In più, nel caso di abusi infantili, l’attaccamento al caregiver influenza in larga misura la reazione dei bambini che nonostante tutto, vanno alla ricerca dell’approvazione di quest’ultimo anche se non mette in pratica alcun comportamento di accudimento nei loro confronti. Infatti, i bambini dipendono in larga misura dal caregiver e come istinto di sopravvivenza lo cercano per sentirsi al sicuro.
Un messaggio sociale completamente sbagliato
La tendenza a vittimizzare i carnefici e puntare il dito sulle vittime è intrinseca nella società in cui viviamo, soprattutto nel caso di abusi sessuali su donne adulte.
Infatti, se i bambini vengono maggiormente tutelati dall’opinione pubblica, molte donne vittima di abusi vengono accora additate come le dirette responsabili dello stupro che subiscono:
“I vestiti che indossavi erano troppo provocanti”, “Non avresti dovuto accettare quel drink”, “Non avresti dovuto uscire tardi la sera, sei stata imprudente” sono solo degli esempi di ciò che ogni giorno le vittime di stupro sono costrette a sentirsi dire.
Tutto questo non fa che aumentare la vergogna interiorizzata nelle vittime e il loro senso di colpa, tanto da portare molte donne a non denunciare nemmeno la violenza subita per paura di non essere capite o per il disgusto che arrivano a provare per loro stesse.
Come rompere il ciclo di auto colpevolizzazione?

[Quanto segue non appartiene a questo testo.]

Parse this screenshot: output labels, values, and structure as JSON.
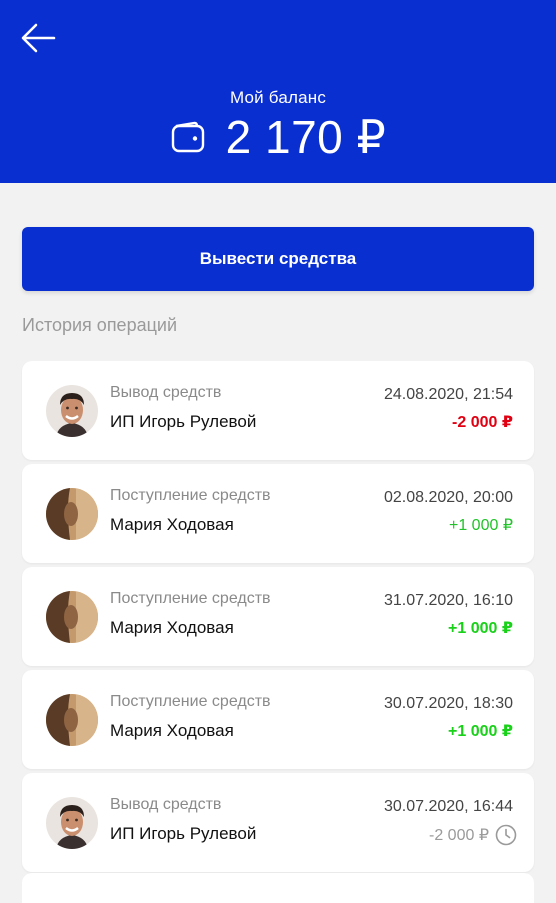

Per superare questo senso di colpa ed elaborare l’evento traumatico nel modo corretto un percorso di terapia risulta essenziale, soprattutto per raggiungere quello che possiamo definire “auto-perdono”, sebbene a mente lucida, guardando l’evento dall’esterno, non ci sembra che la vittima debba alcun modo perdonare sé stessa per quanto è stata costretta a subire.
Tuttavia, è necessario che si perdoni per tutto ciò che abbiamo visto sopra: l’autocritica e l’odio auto-ricondotti per non essere stati in grado di evitare l’evento possono essere deleteri e ostacolare il processo di guarigione e di superamento del trauma.
Perdonarsi vuol dire empatizzare con sé stessi e smettere di punirsi per il fallimento percepito, sostituendo questa punizione con la compassione.
Accettare di essere una vittima a tutti gli effetti può essere doloroso, molto più doloroso dell’auto colpevolizzarsi, ma è necessario per lasciare andare il passato.
Se hai vissuto un evento traumatico per cui continui a colpevolizzarti o che non riesci a lasciarti alle spalle, non avere paura di chiedere aiuto ad un esperto che ti aiuti a rileggere quanto accaduto in modo nuovo, prendendo le distanze dall’evento per osservarlo per ciò che davvero è stato.